After indexing (and if exporting to the service was not disabled), the tool will print a URL to access results, e.g.:
https://qw-benchmarks.104.155.161.122.nip.io/?run_ids=678

Results will also be saved to a `results/{track}.{engine}.{tag}.{instance}/indexing-results.json` file.

```json
{
"doc_per_second": 8752.761519421289,
"engine": "quickwit",
"index": "generated-logs",
"indexing_duration_secs": 1603.68884367,
"mb_bytes_per_second": 22.77175235654048,
"num_indexed_bytes": 18840178633,
"num_indexed_docs": 14036706,
"num_ingested_bytes": 36518805205,
"num_ingested_docs": 14036706,
"num_splits": 12
}
```

### Execute the queries

```bash

python3 run.py --engine quickwit --storage SSD --track generated-logs --instance m1 --tags my-bench-run --search-only

```

The results will also be exported to the service and saved to a `results/{track}.{engine}.{tag}.{instance}/search-results.json` file.

```json
{
"engine": "quickwit",
"index": "generated-logs",
"queries": [
{
"id": 0,
"query": {
"query": "payload.description:the",
"sort_by_field": "-created_at",
"max_hits": 10
},
"tags": [
"search"
],
"count": 138290,
"duration": [
8843,
9131,
9614
],
"engine_duration": [
7040,
7173,
7508
]
}
]
}
```

## Exploring results

Use the [Benchmark Service web page](https://qw-benchmarks.104.155.161.122.nip.io).

### Run comparison

The default page allows selecting and comparing runs:
[example](https://qw-benchmarks.104.155.161.122.nip.io/?run_ids=779,780,771,772).

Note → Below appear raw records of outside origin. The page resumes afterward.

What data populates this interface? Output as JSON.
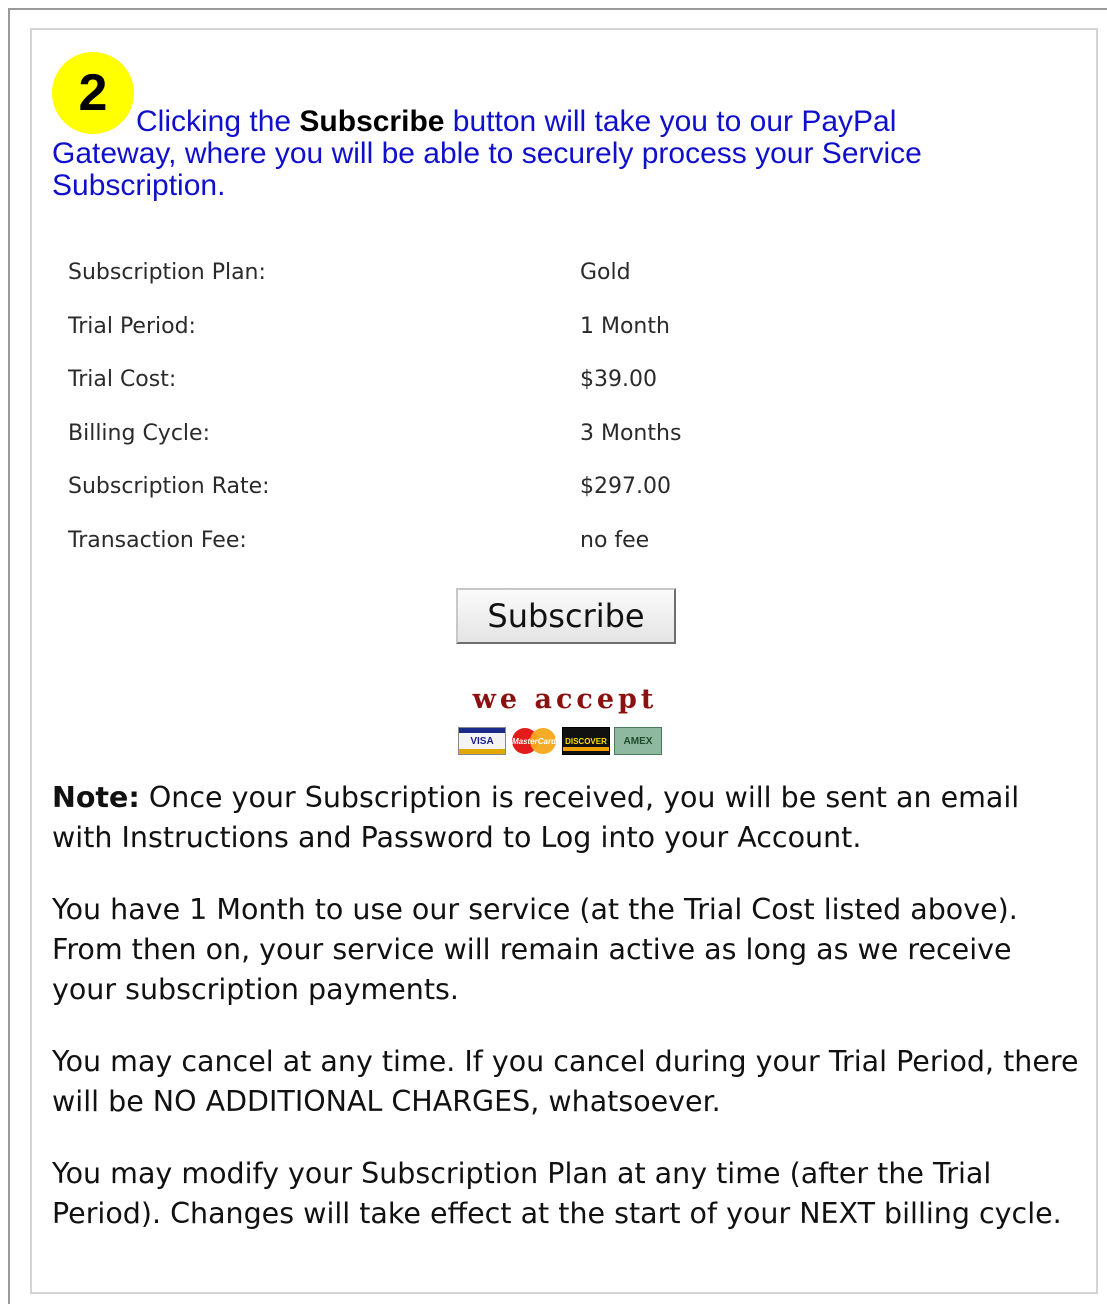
{
  "step": {
    "number": "2"
  },
  "intro": {
    "text_before": "Clicking the ",
    "button_word": "Subscribe",
    "text_after": " button will take you to our PayPal Gateway, where you will be able to securely process your Service Subscription."
  },
  "plan_details": [
    {
      "label": "Subscription Plan:",
      "value": "Gold"
    },
    {
      "label": "Trial Period:",
      "value": "1 Month"
    },
    {
      "label": "Trial Cost:",
      "value": "$39.00"
    },
    {
      "label": "Billing Cycle:",
      "value": "3 Months"
    },
    {
      "label": "Subscription Rate:",
      "value": "$297.00"
    },
    {
      "label": "Transaction Fee:",
      "value": "no fee"
    }
  ],
  "subscribe_button": {
    "label": "Subscribe"
  },
  "payment": {
    "we_accept": "we accept",
    "cards": [
      {
        "name": "visa-card-icon",
        "text": "VISA"
      },
      {
        "name": "mastercard-icon",
        "text": "MasterCard"
      },
      {
        "name": "discover-card-icon",
        "text": "DISCOVER"
      },
      {
        "name": "amex-card-icon",
        "text": "AMEX"
      }
    ]
  },
  "notes": {
    "note_label": "Note:",
    "note_text": " Once your Subscription is received, you will be sent an email with Instructions and Password to Log into your Account.",
    "paragraph_trial": "You have 1 Month to use our service (at the Trial Cost listed above). From then on, your service will remain active as long as we receive your subscription payments.",
    "paragraph_cancel": "You may cancel at any time. If you cancel during your Trial Period, there will be NO ADDITIONAL CHARGES, whatsoever.",
    "paragraph_modify": "You may modify your Subscription Plan at any time (after the Trial Period). Changes will take effect at the start of your NEXT billing cycle."
  },
  "colors": {
    "badge": "#ffff00",
    "intro_text": "#1010cc",
    "we_accept": "#8c1010"
  }
}
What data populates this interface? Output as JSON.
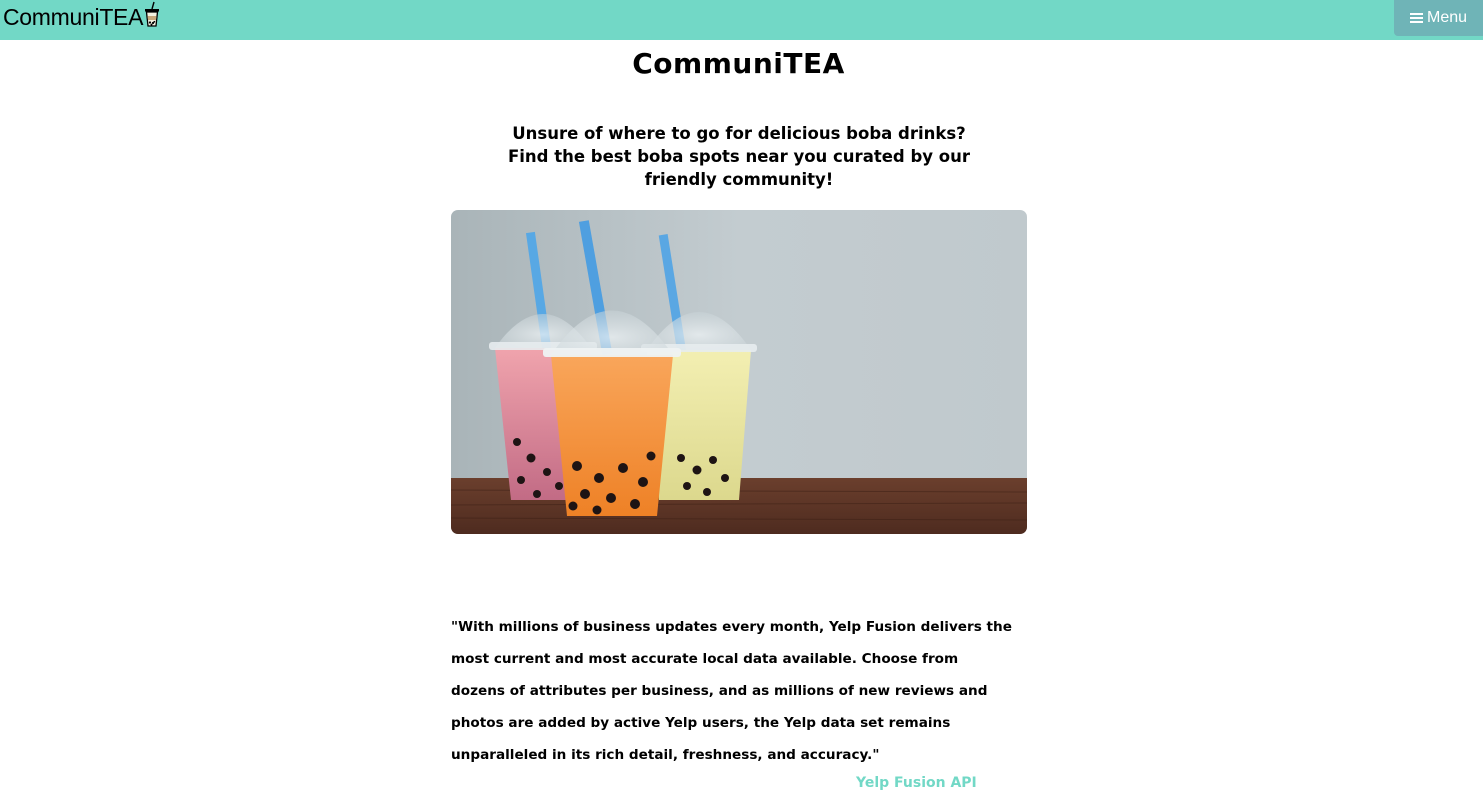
{
  "navbar": {
    "brand": "CommuniTEA",
    "menu_label": "Menu",
    "background": "#72d8c6",
    "menu_background": "#6fb4b7"
  },
  "main": {
    "title": "CommuniTEA",
    "tagline": "Unsure of where to go for delicious boba drinks? Find the best boba spots near you curated by our friendly community!",
    "hero_image": "boba-drinks-photo",
    "quote": "\"With millions of business updates every month, Yelp Fusion delivers the most current and most accurate local data available. Choose from dozens of attributes per business, and as millions of new reviews and photos are added by active Yelp users, the Yelp data set remains unparalleled in its rich detail, freshness, and accuracy.\"",
    "quote_source": "Yelp Fusion API"
  }
}
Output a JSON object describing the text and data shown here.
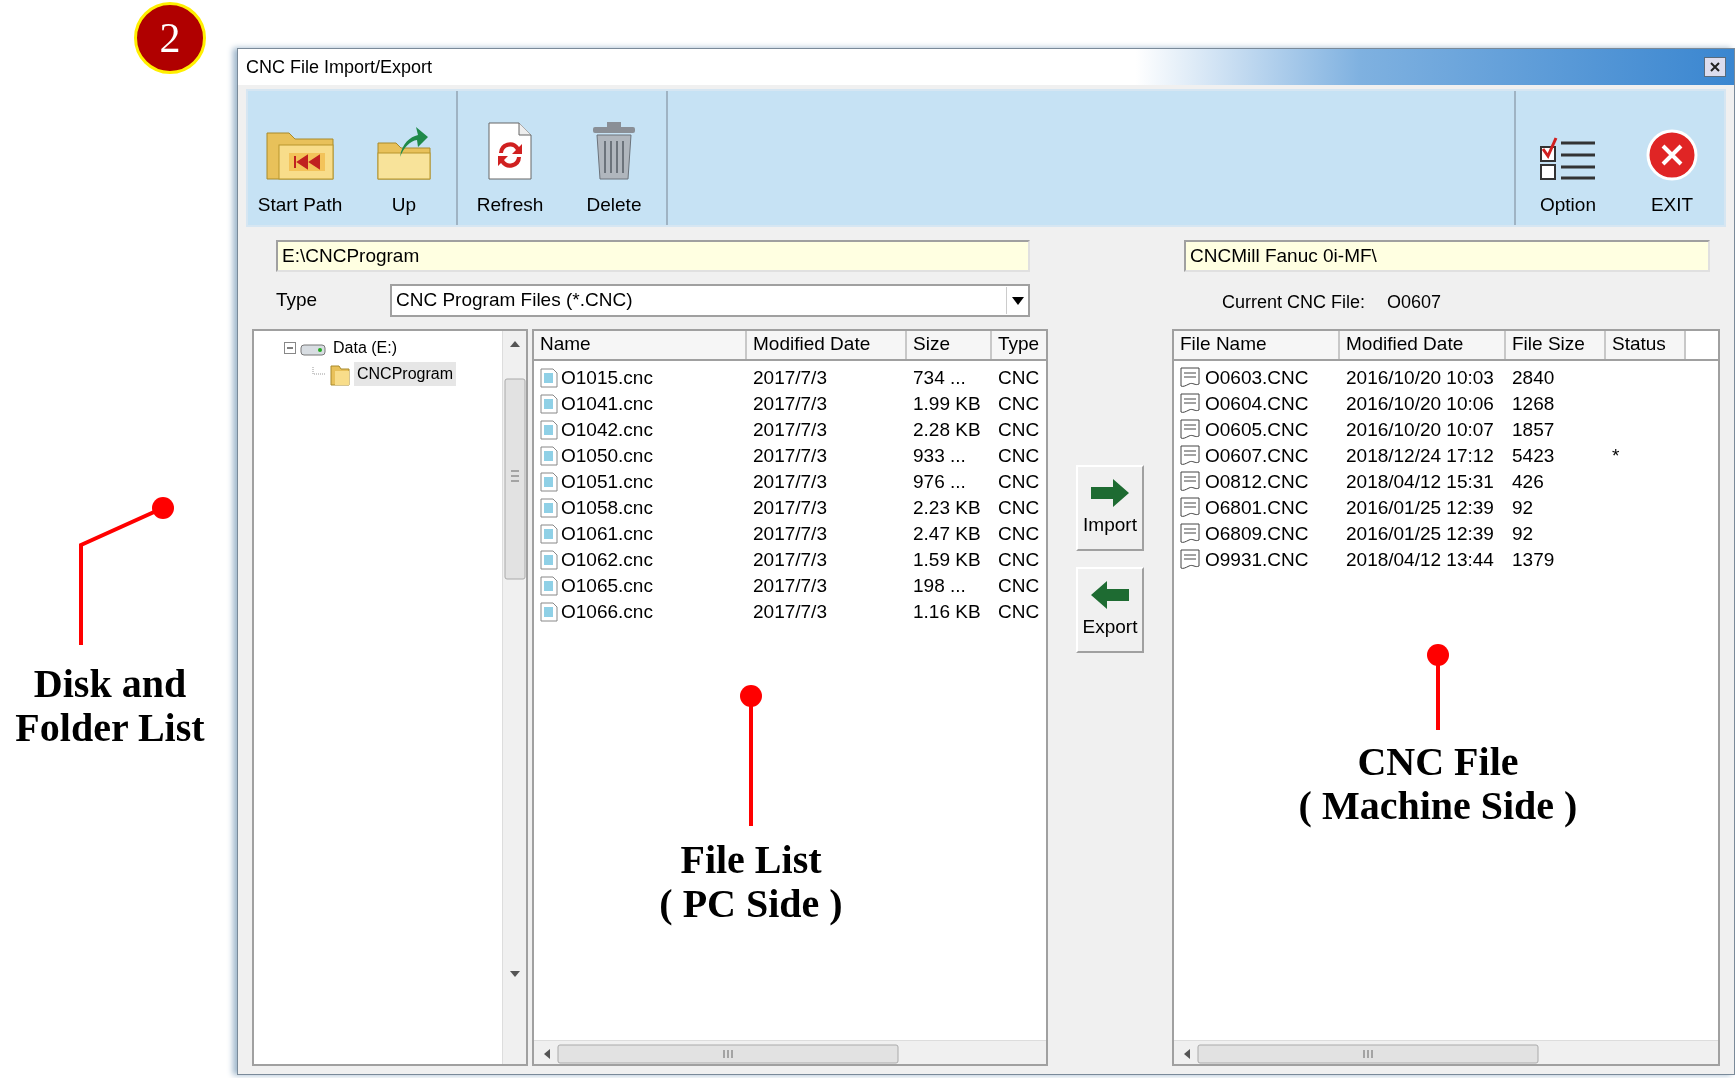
{
  "step_badge": "2",
  "window": {
    "title": "CNC File Import/Export"
  },
  "toolbar": {
    "left_groups": [
      [
        {
          "label": "Start Path",
          "kind": "start"
        },
        {
          "label": "Up",
          "kind": "up"
        }
      ],
      [
        {
          "label": "Refresh",
          "kind": "refresh"
        },
        {
          "label": "Delete",
          "kind": "delete"
        }
      ]
    ],
    "right_groups": [
      [
        {
          "label": "Option",
          "kind": "option"
        },
        {
          "label": "EXIT",
          "kind": "exit"
        }
      ]
    ]
  },
  "pc_path": "E:\\CNCProgram",
  "type_filter": {
    "label": "Type",
    "value": "CNC Program Files (*.CNC)"
  },
  "tree": [
    {
      "label": "Data (E:)",
      "kind": "drive",
      "expanded": true,
      "selected": false,
      "children": [
        {
          "label": "CNCProgram",
          "kind": "folder",
          "selected": true
        }
      ]
    }
  ],
  "pc_files": {
    "columns": [
      "Name",
      "Modified Date",
      "Size",
      "Type"
    ],
    "rows": [
      [
        "O1015.cnc",
        "2017/7/3",
        "734 ...",
        "CNC"
      ],
      [
        "O1041.cnc",
        "2017/7/3",
        "1.99 KB",
        "CNC"
      ],
      [
        "O1042.cnc",
        "2017/7/3",
        "2.28 KB",
        "CNC"
      ],
      [
        "O1050.cnc",
        "2017/7/3",
        "933 ...",
        "CNC"
      ],
      [
        "O1051.cnc",
        "2017/7/3",
        "976 ...",
        "CNC"
      ],
      [
        "O1058.cnc",
        "2017/7/3",
        "2.23 KB",
        "CNC"
      ],
      [
        "O1061.cnc",
        "2017/7/3",
        "2.47 KB",
        "CNC"
      ],
      [
        "O1062.cnc",
        "2017/7/3",
        "1.59 KB",
        "CNC"
      ],
      [
        "O1065.cnc",
        "2017/7/3",
        "198 ...",
        "CNC"
      ],
      [
        "O1066.cnc",
        "2017/7/3",
        "1.16 KB",
        "CNC"
      ]
    ]
  },
  "transfer_buttons": [
    {
      "label": "Import",
      "kind": "right"
    },
    {
      "label": "Export",
      "kind": "left"
    }
  ],
  "cnc_path": "CNCMill Fanuc 0i-MF\\",
  "current_file": {
    "label": "Current CNC File:",
    "value": "O0607"
  },
  "cnc_files": {
    "columns": [
      "File Name",
      "Modified Date",
      "File Size",
      "Status"
    ],
    "rows": [
      [
        "O0603.CNC",
        "2016/10/20 10:03",
        "2840"
      ],
      [
        "O0604.CNC",
        "2016/10/20 10:06",
        "1268"
      ],
      [
        "O0605.CNC",
        "2016/10/20 10:07",
        "1857"
      ],
      [
        "O0607.CNC",
        "2018/12/24 17:12",
        "5423",
        "*"
      ],
      [
        "O0812.CNC",
        "2018/04/12 15:31",
        "426"
      ],
      [
        "O6801.CNC",
        "2016/01/25 12:39",
        "92"
      ],
      [
        "O6809.CNC",
        "2016/01/25 12:39",
        "92"
      ],
      [
        "O9931.CNC",
        "2018/04/12 13:44",
        "1379"
      ]
    ]
  },
  "annotations": [
    {
      "text": "Disk and\nFolder List"
    },
    {
      "text": "File List\n( PC Side )"
    },
    {
      "text": "CNC File\n( Machine Side )"
    }
  ]
}
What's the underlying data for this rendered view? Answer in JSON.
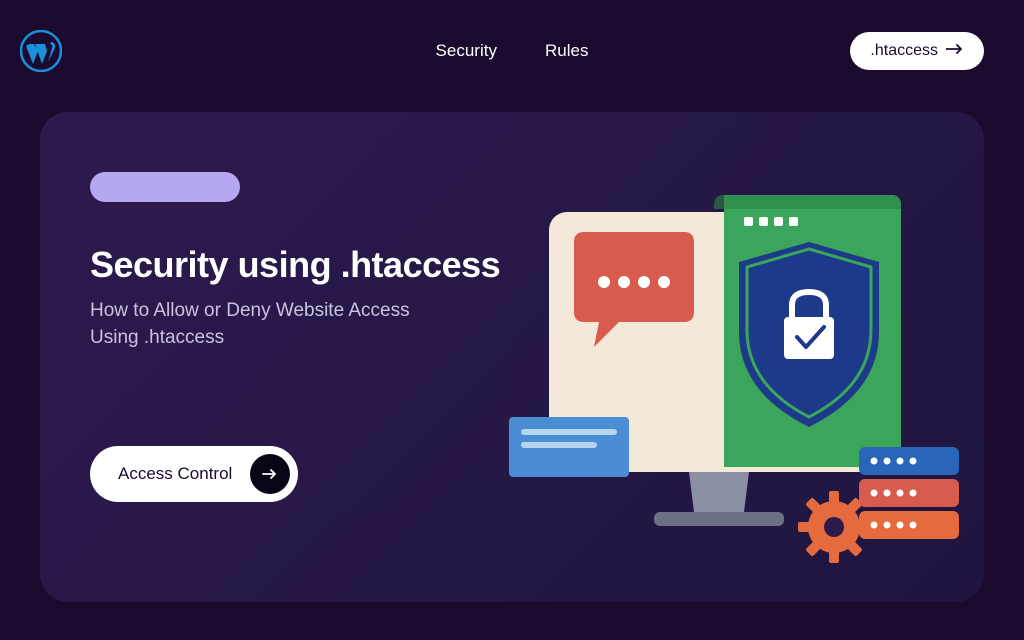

Runs are identified by a numerical ID and are automatically named
`....`.
For now, names are allowed to collide, i.e. a given name can refer to
multiple runs. In that case, selecting a name in the list of runs to
compare will show the most recent indexing run with that name, and the
most recent search run with that name.

Tips:
- The URL of the page is a permanent link to the runs shown. This is
convenient way to share results.
- Clicking on the run name in the comparison shows the raw run results
with additional information.
- It's fine if a run only has indexing or search results.
- The full list of runs is loaded when the web page is loaded, so you
may need to reload it to see your latest runs.

### Graphs

The [graphs
page](https://qw-benchmarks.104.155.161.122.nip.io/?page=graphs)
allows plotting graphs of indexing and search run results over time
([example](https://qw-benchmarks.104.155.161.122.nip.io/?page=graphs&track=generated-logs&run_filter_display_name=quickwit.pd-ssd.c3-standard-4.docker_edge)). Only
runs with `source` `continuous_benchmarking` or `github_workflow` are
shown there. Runs are identified by a string
`...` (note the absence of commit
hash) which refers to a series of indexing and search runs over time.

Tip:
- The URL of the page is a permanent link to the series of runs
shown. Later visits can contain additional data points.
- Clicking on a point in any graph opens the comparison page between
the run that contributed the point to the run that contributed the
previous point.

### Running the service

See [here](service/README.md) for running the benchmark service.

## Loki VS Quickwit (WIP)

Details of the comparison can be found [here](loki_quickwit_benchmark.md).